Die EZB wird diese Woche im Kampf gegen die Krisenfolgen wohl nicht noch einmal nachlegen. Nachdem im Juni u.a. das PEPP hinsichtlich Laufzeit und Volumen deutlich ausgeweitet worden war, besteht kurzfristig kein weiterer Handlungsbedarf. Gleichwohl ist bis zum Jahreswechsel mit weiteren Maßnahmen zu rechnen, wobei Belastungen des Finanzsektors durch einen Anstieg der Insolvenzraten sowie durch Ratingverschlechterungen stärker in den Fokus rücken dürften. So sollte vor dem Hintergrund der hohen Überschussliquidität das Tiering der EZB zugunsten der Kreditinstitute neu kalibriert werden, also der Faktor auf das jeweilige Mindestreservesoll erhöht werden. Auch sollte die EZB prüfen, ob die komfortablen Konditionen der TLTRO III-Geschäfte nach der erfolgreichen Operation im Juni (TLTRO III.4) zeitlich über die Jahresmitte 2021 hinaus verlängert werden können. Das PEPP dürfte um den Jahreswechsel nochmals ausgeweitet werden. Angesichts der Tiefe der Krise und der anhaltend hohen Unsicherheit werden das Niedrigzinsniveau und die außergewöhnlichen geldpolitischen Maßnahmen noch eine geraume Zeit Bestand haben.

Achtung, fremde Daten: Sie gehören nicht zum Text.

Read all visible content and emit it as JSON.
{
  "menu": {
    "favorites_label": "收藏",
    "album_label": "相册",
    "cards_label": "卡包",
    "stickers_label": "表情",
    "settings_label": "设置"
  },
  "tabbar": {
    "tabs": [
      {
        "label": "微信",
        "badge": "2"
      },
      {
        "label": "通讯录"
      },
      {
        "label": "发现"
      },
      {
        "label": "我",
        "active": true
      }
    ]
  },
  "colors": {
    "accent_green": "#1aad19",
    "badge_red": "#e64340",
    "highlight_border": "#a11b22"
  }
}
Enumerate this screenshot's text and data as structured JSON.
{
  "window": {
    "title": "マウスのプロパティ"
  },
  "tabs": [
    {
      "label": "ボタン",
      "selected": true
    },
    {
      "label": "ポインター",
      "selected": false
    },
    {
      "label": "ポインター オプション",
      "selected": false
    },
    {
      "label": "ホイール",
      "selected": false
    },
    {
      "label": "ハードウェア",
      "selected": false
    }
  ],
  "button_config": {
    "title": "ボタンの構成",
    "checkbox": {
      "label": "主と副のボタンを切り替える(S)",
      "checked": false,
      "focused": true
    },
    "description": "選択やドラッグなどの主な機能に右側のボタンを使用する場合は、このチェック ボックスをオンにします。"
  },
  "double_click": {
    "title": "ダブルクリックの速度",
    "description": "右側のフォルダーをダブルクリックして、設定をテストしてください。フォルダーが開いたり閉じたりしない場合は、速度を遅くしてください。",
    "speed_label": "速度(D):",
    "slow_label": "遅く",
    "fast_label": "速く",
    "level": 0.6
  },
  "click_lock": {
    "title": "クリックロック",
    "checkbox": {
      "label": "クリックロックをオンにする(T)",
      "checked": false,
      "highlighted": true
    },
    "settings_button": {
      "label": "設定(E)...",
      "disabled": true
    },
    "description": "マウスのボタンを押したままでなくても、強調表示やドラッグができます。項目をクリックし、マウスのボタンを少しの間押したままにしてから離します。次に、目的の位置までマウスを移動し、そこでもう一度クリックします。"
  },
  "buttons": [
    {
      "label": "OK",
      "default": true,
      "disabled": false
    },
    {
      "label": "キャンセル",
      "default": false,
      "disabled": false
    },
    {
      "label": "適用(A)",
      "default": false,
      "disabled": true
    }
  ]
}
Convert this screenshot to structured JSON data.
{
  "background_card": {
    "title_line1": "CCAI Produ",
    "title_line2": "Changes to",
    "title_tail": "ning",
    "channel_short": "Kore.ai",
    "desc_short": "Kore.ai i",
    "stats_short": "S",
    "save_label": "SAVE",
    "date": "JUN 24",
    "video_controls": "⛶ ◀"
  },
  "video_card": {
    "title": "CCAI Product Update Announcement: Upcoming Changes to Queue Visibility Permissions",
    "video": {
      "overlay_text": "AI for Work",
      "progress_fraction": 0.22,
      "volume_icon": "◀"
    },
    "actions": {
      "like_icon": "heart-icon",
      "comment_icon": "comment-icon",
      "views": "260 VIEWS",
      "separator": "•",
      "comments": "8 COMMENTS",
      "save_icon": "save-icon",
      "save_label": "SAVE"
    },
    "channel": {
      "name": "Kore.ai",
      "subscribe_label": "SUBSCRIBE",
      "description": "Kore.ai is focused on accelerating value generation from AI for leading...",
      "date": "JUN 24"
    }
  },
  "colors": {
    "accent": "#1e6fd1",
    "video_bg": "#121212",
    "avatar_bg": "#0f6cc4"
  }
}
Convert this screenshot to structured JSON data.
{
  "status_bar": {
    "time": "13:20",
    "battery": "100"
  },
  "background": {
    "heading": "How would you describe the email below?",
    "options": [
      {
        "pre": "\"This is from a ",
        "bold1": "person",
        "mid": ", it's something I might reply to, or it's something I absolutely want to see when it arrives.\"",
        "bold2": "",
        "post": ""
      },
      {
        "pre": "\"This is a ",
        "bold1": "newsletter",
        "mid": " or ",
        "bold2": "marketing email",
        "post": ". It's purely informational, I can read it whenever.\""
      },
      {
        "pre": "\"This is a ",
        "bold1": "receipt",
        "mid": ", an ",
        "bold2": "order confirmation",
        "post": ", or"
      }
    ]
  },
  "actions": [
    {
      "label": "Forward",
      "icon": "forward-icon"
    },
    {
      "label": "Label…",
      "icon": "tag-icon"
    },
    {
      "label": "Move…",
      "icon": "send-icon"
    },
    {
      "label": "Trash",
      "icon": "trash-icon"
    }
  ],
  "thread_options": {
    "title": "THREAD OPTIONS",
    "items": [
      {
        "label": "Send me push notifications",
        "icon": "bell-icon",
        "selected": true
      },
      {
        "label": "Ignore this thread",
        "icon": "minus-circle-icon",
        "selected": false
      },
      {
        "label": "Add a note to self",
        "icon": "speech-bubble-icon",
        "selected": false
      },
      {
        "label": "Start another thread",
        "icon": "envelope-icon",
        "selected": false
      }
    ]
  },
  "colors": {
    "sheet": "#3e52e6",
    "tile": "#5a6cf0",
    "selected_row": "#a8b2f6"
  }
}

Fazit: Die Konjunkturstimmung der Finanzexperten hat sich im Juli nicht weiter verbessert. Die ZEW-Konjunkturerwartungen gingen leicht auf 59,3 Punkte zurück, während die aktuelle Lage nur minimal besser beurteilt wird. Der anfängliche Optimismus der Finanzexperten auf eine schnelle und lupenreine V-Erholung weicht offenbar einer etwas vorsichtigeren Einschätzung. Vor allem die neue Infektionswelle in mehreren US-Staaten wird offenbar auch an den Finanzmärkten mit wachsender Sorge gesehen. Die EZB wird diese Woche wohl noch nicht nachlegen, hat aber einige Themen auf dem Tisch liegen, um die Belastungen des Finanzsektors zu senken und den Kreditmotor am Laufen zu halten.